Paramount, with $500,000 already invested in the film, enlisted Josef von Sternberg to develop and direct his own film version of the novel. Dreiser, who was guaranteed by contract the right to review the script before production, complained bitterly that the Sternberg-Hoffenstein interpretation of his novel's themes "outraged the book." When the film was completed, it was clear that the Sternberg screenplay had rejected any interpretation attributing protagonist Clyde Griffiths' antisocial behavior to a capitalist society and a strict religious upbringing, but rather located the problem in "the sexual hypocrisy of the [petty-bourgeois] social class." As Sternberg acknowledged in his memoirs: "I eliminated the sociological elements, which, in my opinion, were far from being responsible for the dramatic accident with which Dreiser concerned himself." Dreiser unsuccessfully sued Paramount to suppress the film.

==Reception==
According to film historian John Baxter, An American Tragedy "met with mixed critical success. The New York Times called it 'emphatically stirring', the New York Daily News wrote it is 'intensely dramatic, moving, superbly acted', but many other papers, recalling Dreiser's protest, found the film less intense than the original novel, which is undoubtedly the case."
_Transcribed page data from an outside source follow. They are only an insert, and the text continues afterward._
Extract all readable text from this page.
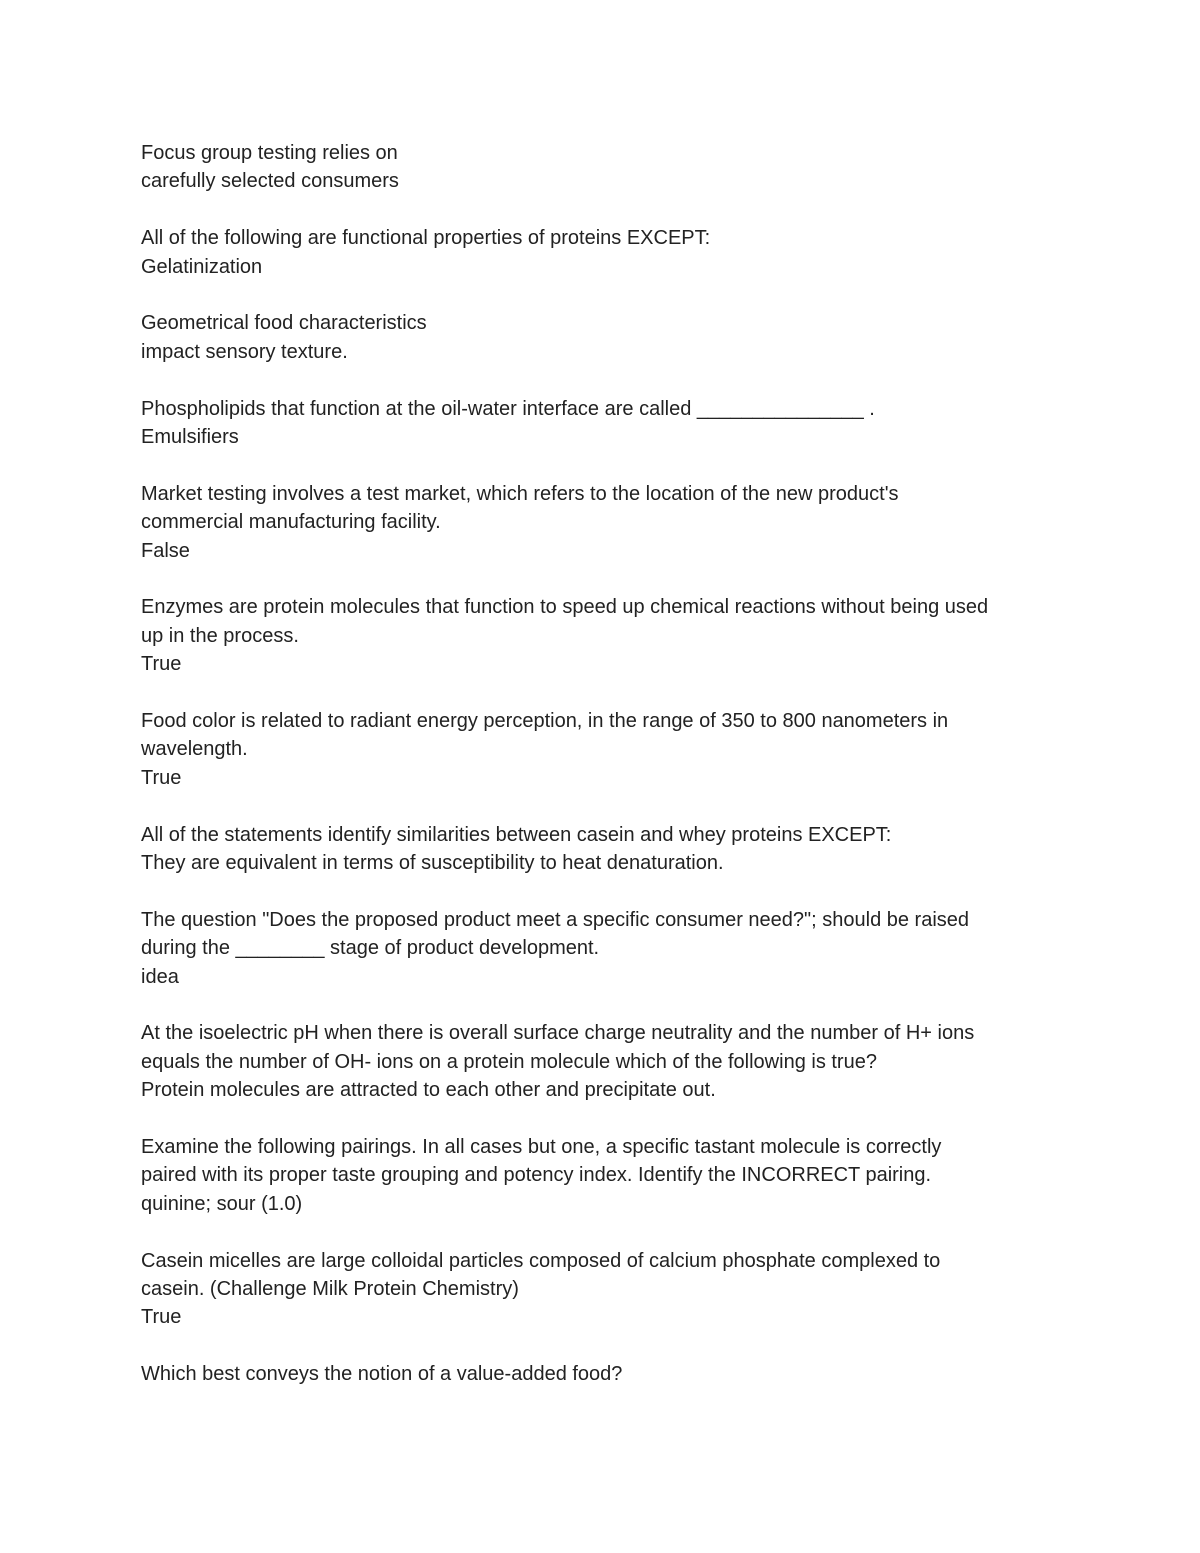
Focus group testing relies on
carefully selected consumers
All of the following are functional properties of proteins EXCEPT:
Gelatinization
Geometrical food characteristics
impact sensory texture.
Phospholipids that function at the oil-water interface are called _______________ .
Emulsifiers
Market testing involves a test market, which refers to the location of the new product's
commercial manufacturing facility.
False
Enzymes are protein molecules that function to speed up chemical reactions without being used
up in the process.
True
Food color is related to radiant energy perception, in the range of 350 to 800 nanometers in
wavelength.
True
All of the statements identify similarities between casein and whey proteins EXCEPT:
They are equivalent in terms of susceptibility to heat denaturation.
The question "Does the proposed product meet a specific consumer need?"; should be raised
during the ________ stage of product development.
idea
At the isoelectric pH when there is overall surface charge neutrality and the number of H+ ions
equals the number of OH- ions on a protein molecule which of the following is true?
Protein molecules are attracted to each other and precipitate out.
Examine the following pairings. In all cases but one, a specific tastant molecule is correctly
paired with its proper taste grouping and potency index. Identify the INCORRECT pairing.
quinine; sour (1.0)
Casein micelles are large colloidal particles composed of calcium phosphate complexed to
casein. (Challenge Milk Protein Chemistry)
True
Which best conveys the notion of a value-added food?
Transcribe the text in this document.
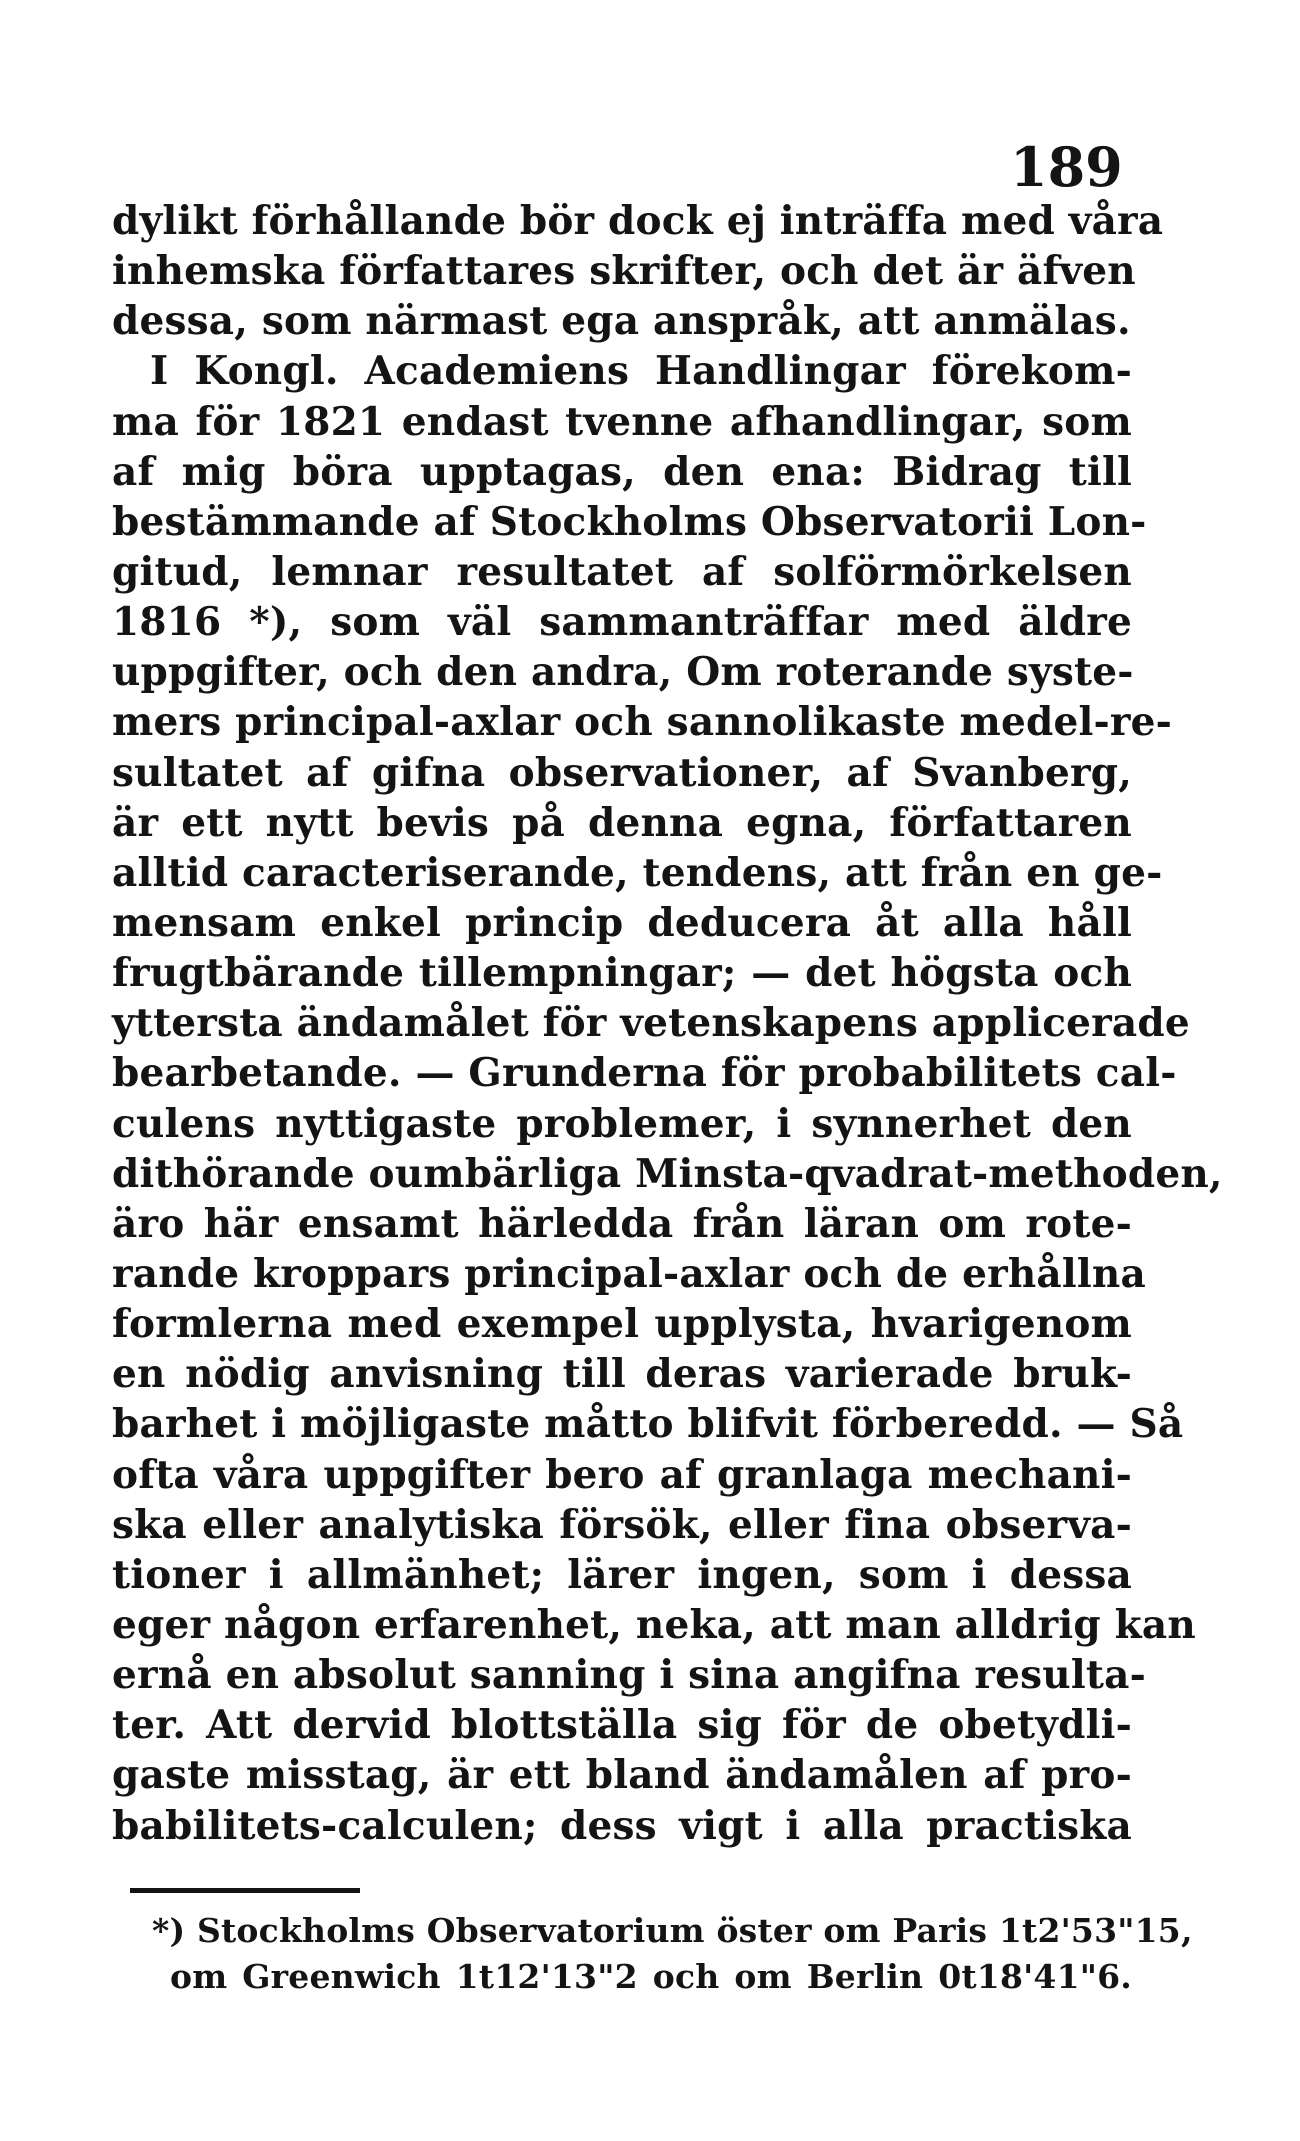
189
dylikt förhållande bör dock ej inträffa med våra
inhemska författares skrifter, och det är äfven
dessa, som närmast ega anspråk, att anmälas.
I Kongl. Academiens Handlingar förekom-
ma för 1821 endast tvenne afhandlingar, som
af mig böra upptagas, den ena: Bidrag till
bestämmande af Stockholms Observatorii Lon-
gitud, lemnar resultatet af solförmörkelsen
1816 *), som väl sammanträffar med äldre
uppgifter, och den andra, Om roterande syste-
mers principal-axlar och sannolikaste medel-re-
sultatet af gifna observationer, af Svanberg,
är ett nytt bevis på denna egna, författaren
alltid caracteriserande, tendens, att från en ge-
mensam enkel princip deducera åt alla håll
frugtbärande tillempningar; — det högsta och
yttersta ändamålet för vetenskapens applicerade
bearbetande. — Grunderna för probabilitets cal-
culens nyttigaste problemer, i synnerhet den
dithörande oumbärliga Minsta-qvadrat-methoden,
äro här ensamt härledda från läran om rote-
rande kroppars principal-axlar och de erhållna
formlerna med exempel upplysta, hvarigenom
en nödig anvisning till deras varierade bruk-
barhet i möjligaste måtto blifvit förberedd. — Så
ofta våra uppgifter bero af granlaga mechani-
ska eller analytiska försök, eller fina observa-
tioner i allmänhet; lärer ingen, som i dessa
eger någon erfarenhet, neka, att man alldrig kan
ernå en absolut sanning i sina angifna resulta-
ter. Att dervid blottställa sig för de obetydli-
gaste misstag, är ett bland ändamålen af pro-
babilitets-calculen; dess vigt i alla practiska
*) Stockholms Observatorium öster om Paris 1t2'53"15,
om Greenwich 1t12'13"2 och om Berlin 0t18'41"6.
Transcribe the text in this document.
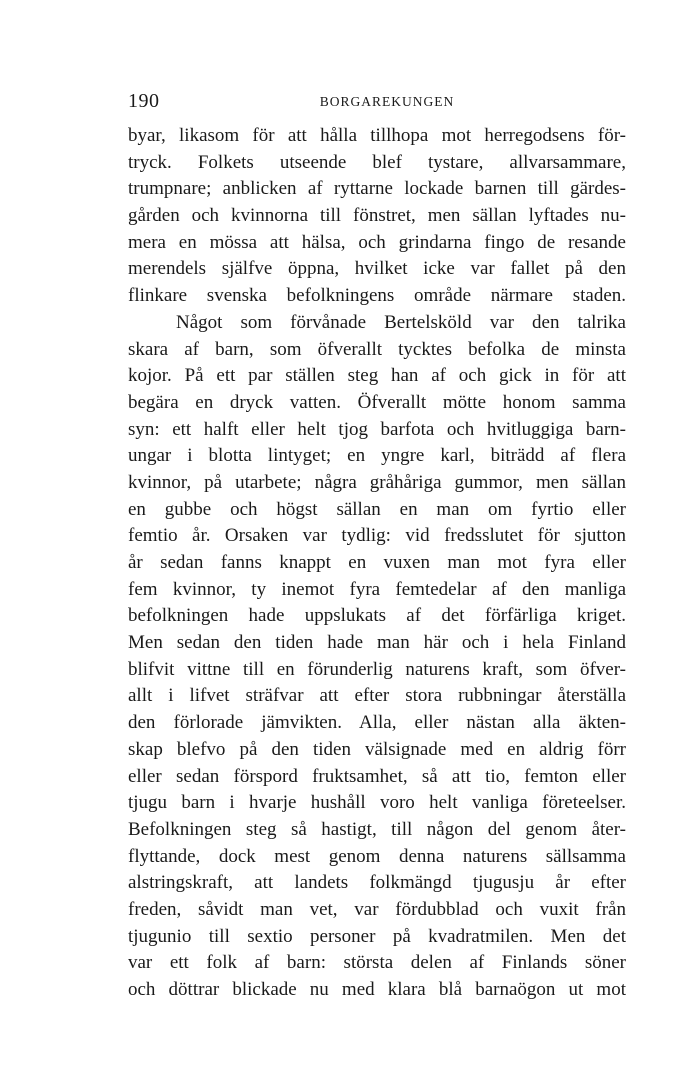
190	BORGAREKUNGEN
byar, likasom för att hålla tillhopa mot herregodsens för-
tryck. Folkets utseende blef tystare, allvarsammare,
trumpnare; anblicken af ryttarne lockade barnen till gärdes-
gården och kvinnorna till fönstret, men sällan lyftades nu-
mera en mössa att hälsa, och grindarna fingo de resande
merendels själfve öppna, hvilket icke var fallet på den
flinkare svenska befolkningens område närmare staden.
Något som förvånade Bertelsköld var den talrika
skara af barn, som öfverallt tycktes befolka de minsta
kojor. På ett par ställen steg han af och gick in för att
begära en dryck vatten. Öfverallt mötte honom samma
syn: ett halft eller helt tjog barfota och hvitluggiga barn-
ungar i blotta lintyget; en yngre karl, biträdd af flera
kvinnor, på utarbete; några gråhåriga gummor, men sällan
en gubbe och högst sällan en man om fyrtio eller
femtio år. Orsaken var tydlig: vid fredsslutet för sjutton
år sedan fanns knappt en vuxen man mot fyra eller
fem kvinnor, ty inemot fyra femtedelar af den manliga
befolkningen hade uppslukats af det förfärliga kriget.
Men sedan den tiden hade man här och i hela Finland
blifvit vittne till en förunderlig naturens kraft, som öfver-
allt i lifvet sträfvar att efter stora rubbningar återställa
den förlorade jämvikten. Alla, eller nästan alla äkten-
skap blefvo på den tiden välsignade med en aldrig förr
eller sedan förspord fruktsamhet, så att tio, femton eller
tjugu barn i hvarje hushåll voro helt vanliga företeelser.
Befolkningen steg så hastigt, till någon del genom åter-
flyttande, dock mest genom denna naturens sällsamma
alstringskraft, att landets folkmängd tjugusju år efter
freden, såvidt man vet, var fördubblad och vuxit från
tjugunio till sextio personer på kvadratmilen. Men det
var ett folk af barn: största delen af Finlands söner
och döttrar blickade nu med klara blå barnaögon ut mot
Marxist film critic Harry Alan Potamkin commented on "Sternberg's failure to understand Dreiser's larger thematic purpose: Before the story opens [Sternberg presents] repeated shots of water disturbed by a thrown object. And throughout the picture the captions are composed upon a background of rippling water. Sternberg saw the major idea of the matter [theme] in the drowning. How lamentable!"

The film fared poorly at American theaters, but was well received by European moviegoers.

==Theme==
John Baxter identified the struggle for human control over their destinies as a thematic element in the film:

Throughout Sternberg's films we see fictional worlds where an individual's established identity and position in the social order is so fragile as to be essentially illusory. In An American Tragedy, the beautifully articulated sequence of the police capturing Clyde Griffiths succinctly illustrates Sternberg's sense that life is dominated by forces so far beyond human control as to have an ultimately natural, even cosmic dimension.

Critic Andrew Sarris singled out the following scene for its thematic significance:

The one key scene in the film takes place in the factory where Phillip Holmes (Clyde) arranges the seduction of Sylvia Sidney (Roberta). He has forced her to capitulate by threatening never to see her again. She hands him a note when he passes by the assembly line where she is working. Holmes furtively opens the note in a secluded spot where his expression cannot be seen by the factory girls, and a smile of triumph flickers across his normally phlegmatic features. Since he is seen at [a cinematically] objective distance, he is irrevocably guilty at that very moment for his sexual presumption.